The lasagna turned out nicely, though that sauce (yeah, Mom's recipe calls for doing the sauce from scratch, too: I missed that 40-minute step when I skimmed the recipe in the morning!) seemed awfully thick.
Sunday morning we went bird watching, beginning by the River in a stiff, chilly wind, and finishing at Forest Hill Park. We didn't see anything special for our trouble. After lunch, we picked up step-kid and ran a few errands. By the time the three of us wandered over to Byrd Park with some kites, the wind had died down enough to make flying Phil's fancy one nearly impossible. The SpongeBob kite did okay, reaching tree top level for a while. Ever since I followed the advice of the kite store fellow and cut the cartoon character's legs and arms off the kite, it has been a reliable flier.
Saturday we floundered through some house projects. Somehow, we never got to the yard, even though it was about 70 degrees. Oh wait: P did re-plant the elephant ear. Since I am not doing it right now, I don't think I will be cutting back the monkey grass this year. And now that the daffodils are blooming away, I hate to bend them over in the cause of raking up the last of the leaves. . . . I thought I planted other new bulbs where the pond used to be; so far I see the signs of exactly one new leaf.

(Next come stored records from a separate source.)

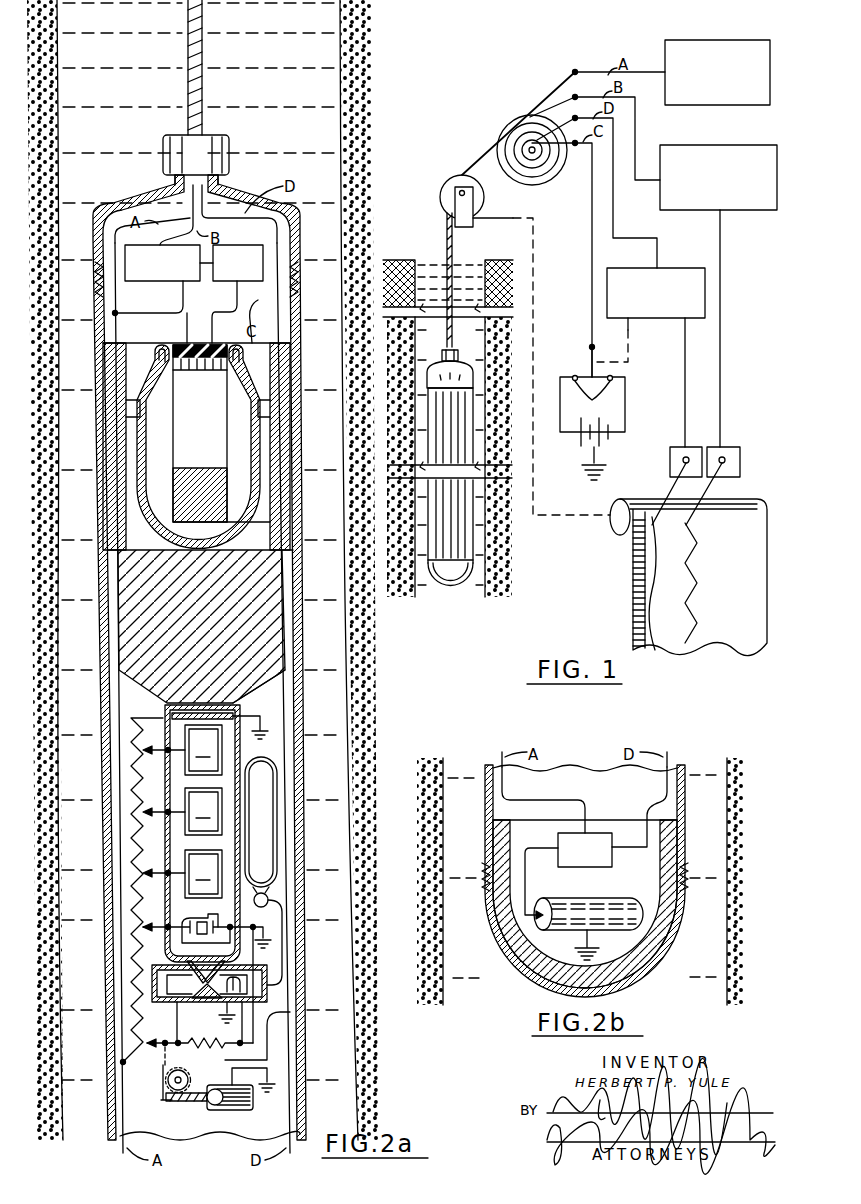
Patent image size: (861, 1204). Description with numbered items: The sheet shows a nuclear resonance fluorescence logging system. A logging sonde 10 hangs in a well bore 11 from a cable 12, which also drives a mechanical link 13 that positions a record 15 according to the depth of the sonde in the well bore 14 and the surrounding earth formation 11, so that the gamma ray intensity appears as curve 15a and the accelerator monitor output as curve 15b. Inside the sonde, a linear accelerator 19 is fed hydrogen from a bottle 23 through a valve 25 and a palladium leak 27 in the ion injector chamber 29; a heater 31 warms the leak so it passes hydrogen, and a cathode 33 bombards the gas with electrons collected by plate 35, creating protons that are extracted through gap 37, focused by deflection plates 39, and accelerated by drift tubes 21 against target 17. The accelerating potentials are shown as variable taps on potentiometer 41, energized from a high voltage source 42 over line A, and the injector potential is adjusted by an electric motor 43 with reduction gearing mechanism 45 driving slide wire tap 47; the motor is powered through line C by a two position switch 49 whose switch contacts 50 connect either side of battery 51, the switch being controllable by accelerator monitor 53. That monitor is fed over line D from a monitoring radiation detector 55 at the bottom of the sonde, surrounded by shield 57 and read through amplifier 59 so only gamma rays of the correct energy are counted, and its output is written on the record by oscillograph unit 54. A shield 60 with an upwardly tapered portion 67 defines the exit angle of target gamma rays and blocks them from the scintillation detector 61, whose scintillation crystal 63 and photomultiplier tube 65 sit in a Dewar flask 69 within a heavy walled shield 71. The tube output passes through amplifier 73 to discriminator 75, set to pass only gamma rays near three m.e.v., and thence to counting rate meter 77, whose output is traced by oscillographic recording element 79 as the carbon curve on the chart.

In FIG. 2A, the logging sonde 10 is at (102, 580).
In FIG. 1, the logging sonde 10 is at (476, 527).
In FIG. 2B, the logging sonde 10 is at (487, 813).
In FIG. 2A, the well bore 11 is at (381, 679).
In FIG. 1, the well bore 11 is at (515, 416).
In FIG. 2A, the cable 12 is at (204, 98).
In FIG. 1, the cable 12 is at (447, 245).
In FIG. 1, the mechanical link 13 is at (450, 178).
In FIG. 2A, the well bore 14 is at (331, 585).
In FIG. 1, the well bore 14 is at (480, 557).
In FIG. 1, the record 15 is at (633, 630).
In FIG. 1, the curve 15a is at (700, 557).
In FIG. 1, the curve 15b is at (657, 572).
In FIG. 2A, the target 17 is at (207, 718).
In FIG. 2A, the linear accelerator 19 is at (240, 753).
In FIG. 2A, the drift tubes 21 is at (182, 811).
In FIG. 2A, the bottle 23 is at (277, 807).
In FIG. 2A, the valve 25 is at (270, 897).
In FIG. 2A, the palladium leak 27 is at (267, 990).
In FIG. 2A, the ion injector chamber 29 is at (152, 982).
In FIG. 2A, the heater 31 is at (267, 975).
In FIG. 2A, the cathode 33 is at (240, 1007).
In FIG. 2A, the plate 35 is at (173, 998).
In FIG. 2A, the gap 37 is at (202, 998).
In FIG. 2A, the deflection plates 39 is at (187, 920).
In FIG. 2A, the potentiometer 41 is at (132, 780).
In FIG. 1, the source 42 is at (713, 40).
In FIG. 2A, the electric motor 43 is at (237, 1108).
In FIG. 2A, the reduction gearing mechanism 45 is at (180, 1103).
In FIG. 2A, the slide wire tap 47 is at (155, 1073).
In FIG. 1, the two position switch 49 is at (586, 374).
In FIG. 1, the switch contacts 50 is at (592, 404).
In FIG. 1, the battery 51 is at (607, 445).
In FIG. 1, the accelerator monitor 53 is at (668, 268).
In FIG. 1, the oscillograph unit 54 is at (672, 448).
In FIG. 2B, the monitoring radiation detector 55 is at (578, 897).
In FIG. 2B, the shield 57 is at (510, 937).
In FIG. 2B, the amplifier 59 is at (610, 868).
In FIG. 2A, the shield 60 is at (212, 631).
In FIG. 2A, the scintillation detector 61 is at (300, 380).
In FIG. 2A, the scintillation crystal 63 is at (173, 497).
In FIG. 2A, the photomultiplier tube 65 is at (173, 452).
In FIG. 2A, the tapered portion 67 is at (267, 684).
In FIG. 2A, the Dewar flask 69 is at (243, 362).
In FIG. 2A, the shield 71 is at (102, 372).
In FIG. 2A, the amplifier 73 is at (214, 283).
In FIG. 2A, the discriminator 75 is at (177, 283).
In FIG. 1, the counting rate meter 77 is at (715, 145).
In FIG. 1, the oscillographic recording element 79 is at (740, 448).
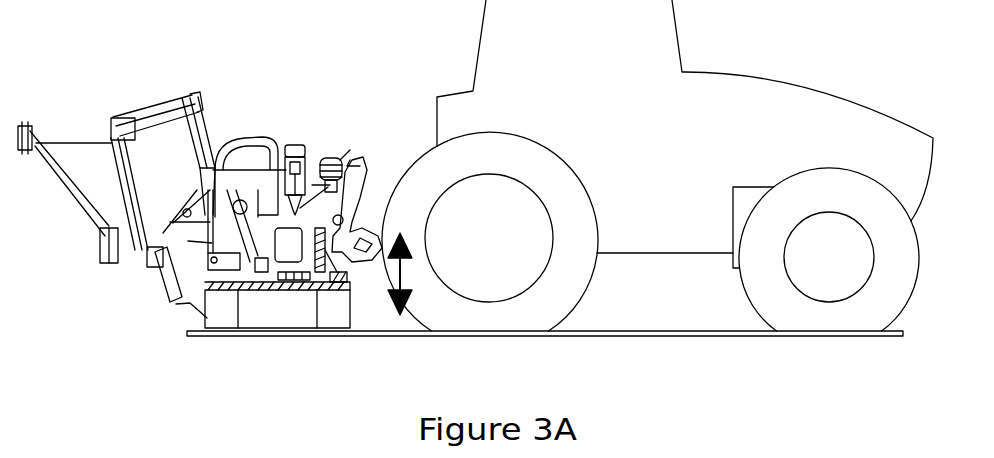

I wandered into the City Library and picked up:
- Alice in Sunderland, an interesting art-book / graphic novel which has less to do with Alice that I thought it might, and
-How to Talk About Books You Haven't Read, not because I need to study that skill (heavens no!), but because I want to see how someone built a book on that theme.
- My lib's copy of Life Stories: Profiles from The New Yorker. Only, here's an email from our ILS saying it's due, so I guess I better note this quotation and bring it back: Paul Broyard, who moved to Connecticut after years and years in NYC: "'People in New York have psychotherapists, and people in the suburbs have have handymen. While anxiety in the city is existential, in the country it is structural.'" (p. 292) Personally, I have a lot of structural anxiety, and a handyman. I thought it came with home-owning.
This morning, in order to avoid housework before a 12:30 start to my workday, I'm trying a few things on this Wired how-to list to speed up my computer, but I am too timid to try a lot of it. I might need User Switching and Secondary Logon, right??